Peugeot takes over Opel; where next for Australia’s Holden?

Is that the sunset for Holden’s Commodore?

Peugeot of France has successfully completed its takeover of General Motors’ German subsidiary, Opel, in a deal worth 2.2 billion Euros. The agreement also encompasses the Opel subsidiary of Vauxhall, a brand largely built in the UK, but little known outside of country. The deal will see the ownership of GM’s six assembly plants, along with the engineering facility at Russelsheim and half of the GM European Financial operation, transfer to the PSA Group, and in doing so make them the second biggest European manufacturer.

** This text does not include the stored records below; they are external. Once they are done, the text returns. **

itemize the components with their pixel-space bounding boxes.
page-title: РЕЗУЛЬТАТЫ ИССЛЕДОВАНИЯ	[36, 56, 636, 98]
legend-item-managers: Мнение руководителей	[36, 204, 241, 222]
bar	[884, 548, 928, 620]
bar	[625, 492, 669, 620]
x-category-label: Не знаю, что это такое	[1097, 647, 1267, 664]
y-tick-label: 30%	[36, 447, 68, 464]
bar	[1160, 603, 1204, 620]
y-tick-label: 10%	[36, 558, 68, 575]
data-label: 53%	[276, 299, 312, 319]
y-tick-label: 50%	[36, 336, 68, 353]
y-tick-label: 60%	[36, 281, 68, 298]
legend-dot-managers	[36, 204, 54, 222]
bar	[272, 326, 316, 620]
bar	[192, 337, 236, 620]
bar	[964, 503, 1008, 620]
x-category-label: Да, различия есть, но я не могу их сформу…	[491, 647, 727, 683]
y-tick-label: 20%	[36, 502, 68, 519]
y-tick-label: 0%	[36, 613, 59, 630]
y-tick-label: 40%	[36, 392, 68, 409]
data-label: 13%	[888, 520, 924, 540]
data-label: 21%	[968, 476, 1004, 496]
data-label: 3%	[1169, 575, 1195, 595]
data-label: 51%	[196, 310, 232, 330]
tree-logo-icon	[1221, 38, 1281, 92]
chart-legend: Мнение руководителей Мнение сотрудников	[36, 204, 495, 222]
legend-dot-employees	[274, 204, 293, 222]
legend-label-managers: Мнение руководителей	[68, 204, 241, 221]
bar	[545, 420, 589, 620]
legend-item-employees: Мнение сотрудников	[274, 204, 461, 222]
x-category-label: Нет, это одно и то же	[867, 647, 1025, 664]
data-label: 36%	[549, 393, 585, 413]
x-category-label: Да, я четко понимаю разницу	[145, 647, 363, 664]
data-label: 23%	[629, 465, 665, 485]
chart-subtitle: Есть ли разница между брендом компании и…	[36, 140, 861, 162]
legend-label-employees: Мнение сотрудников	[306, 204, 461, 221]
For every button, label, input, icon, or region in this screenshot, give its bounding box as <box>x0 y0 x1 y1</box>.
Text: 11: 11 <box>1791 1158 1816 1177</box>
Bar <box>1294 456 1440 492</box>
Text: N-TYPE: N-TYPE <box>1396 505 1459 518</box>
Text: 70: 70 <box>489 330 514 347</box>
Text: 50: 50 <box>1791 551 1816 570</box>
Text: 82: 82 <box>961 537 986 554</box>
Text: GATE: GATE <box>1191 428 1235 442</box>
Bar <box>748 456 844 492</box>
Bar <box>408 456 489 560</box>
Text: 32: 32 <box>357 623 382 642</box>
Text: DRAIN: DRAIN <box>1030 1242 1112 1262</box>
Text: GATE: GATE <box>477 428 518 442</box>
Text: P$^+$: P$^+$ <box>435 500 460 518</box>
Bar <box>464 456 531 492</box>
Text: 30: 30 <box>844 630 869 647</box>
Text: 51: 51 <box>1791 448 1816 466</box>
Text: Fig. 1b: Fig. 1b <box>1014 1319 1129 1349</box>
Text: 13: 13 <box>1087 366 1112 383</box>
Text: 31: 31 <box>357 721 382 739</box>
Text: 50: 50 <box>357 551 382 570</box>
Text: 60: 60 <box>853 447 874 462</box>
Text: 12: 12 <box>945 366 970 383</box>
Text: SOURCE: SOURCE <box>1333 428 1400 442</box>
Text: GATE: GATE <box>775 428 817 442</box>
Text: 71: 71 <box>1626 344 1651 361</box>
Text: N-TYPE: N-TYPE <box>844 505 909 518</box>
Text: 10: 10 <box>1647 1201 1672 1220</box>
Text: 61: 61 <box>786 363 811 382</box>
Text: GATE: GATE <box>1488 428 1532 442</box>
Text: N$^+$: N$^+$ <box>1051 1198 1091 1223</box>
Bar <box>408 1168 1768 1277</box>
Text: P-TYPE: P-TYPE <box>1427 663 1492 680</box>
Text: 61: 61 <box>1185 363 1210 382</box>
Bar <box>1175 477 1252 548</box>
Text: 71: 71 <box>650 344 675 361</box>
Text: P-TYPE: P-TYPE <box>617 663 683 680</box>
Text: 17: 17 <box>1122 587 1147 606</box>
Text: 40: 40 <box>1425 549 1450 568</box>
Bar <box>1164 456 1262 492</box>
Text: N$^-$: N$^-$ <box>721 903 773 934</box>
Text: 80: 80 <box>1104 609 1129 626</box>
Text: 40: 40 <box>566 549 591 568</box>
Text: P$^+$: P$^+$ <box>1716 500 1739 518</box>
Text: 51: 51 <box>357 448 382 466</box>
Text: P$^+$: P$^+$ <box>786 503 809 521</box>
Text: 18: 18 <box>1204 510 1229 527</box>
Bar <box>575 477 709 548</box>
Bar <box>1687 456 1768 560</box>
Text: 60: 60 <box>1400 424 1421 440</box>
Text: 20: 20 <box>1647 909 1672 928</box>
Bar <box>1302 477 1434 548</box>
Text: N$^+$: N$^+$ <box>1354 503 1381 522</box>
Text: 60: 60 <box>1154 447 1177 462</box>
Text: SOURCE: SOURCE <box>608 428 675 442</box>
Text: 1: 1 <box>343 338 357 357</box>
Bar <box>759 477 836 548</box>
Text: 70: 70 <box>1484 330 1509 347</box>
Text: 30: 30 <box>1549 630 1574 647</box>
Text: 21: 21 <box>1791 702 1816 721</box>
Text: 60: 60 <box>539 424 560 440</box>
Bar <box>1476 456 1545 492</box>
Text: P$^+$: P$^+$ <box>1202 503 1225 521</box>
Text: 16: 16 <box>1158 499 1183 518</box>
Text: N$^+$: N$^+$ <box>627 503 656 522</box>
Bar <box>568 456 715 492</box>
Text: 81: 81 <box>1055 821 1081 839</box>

Word is the PSA Group will convert Opel/Vauxhall’s current line-up of products over to the Peugeot and Citroen brands as a part of the take-over. Like the other large Aussie manufacturers, Ford, Nissan and Toyota, Holden had already ceased manufacturing cars in Australia due to lack of market volume. Thus, the Opel-Peugeot deal could become a little bit worrying for GM’s Australian subsidiary, Holden, which had already embarked on a most ambitious Europeanisation in its 69-year history as an integral part of its post-manufacturing future.

Due to changing tastes of Aussie car buyers, Holden had previously stressed the importance of sourcing European models for its future line-up. The soon to be launched Commodore, the first not to be produced in Australia, is of course sourced from Opel. Although Mary Barra, the GM Chief Exec, confirmed that the French-owned Opel would continue to provide Holden with the vehicles under a long-term supply deal inked by the two manufacturers, the Commodore may be heading into the sunset in much the same way as the Ford Falcon did.

Whilst Barra may be making the right noises, the timing of the deal could not be worse, with Holden struggling with sales at home – just 6% market share at present – and it may now have trouble convincing the Australian public that it will be able to continue past the October 2017 manufacturing shutdown date. Holden and the Commodore marque were once as Australian as you could get; perhaps now they will have a French accent.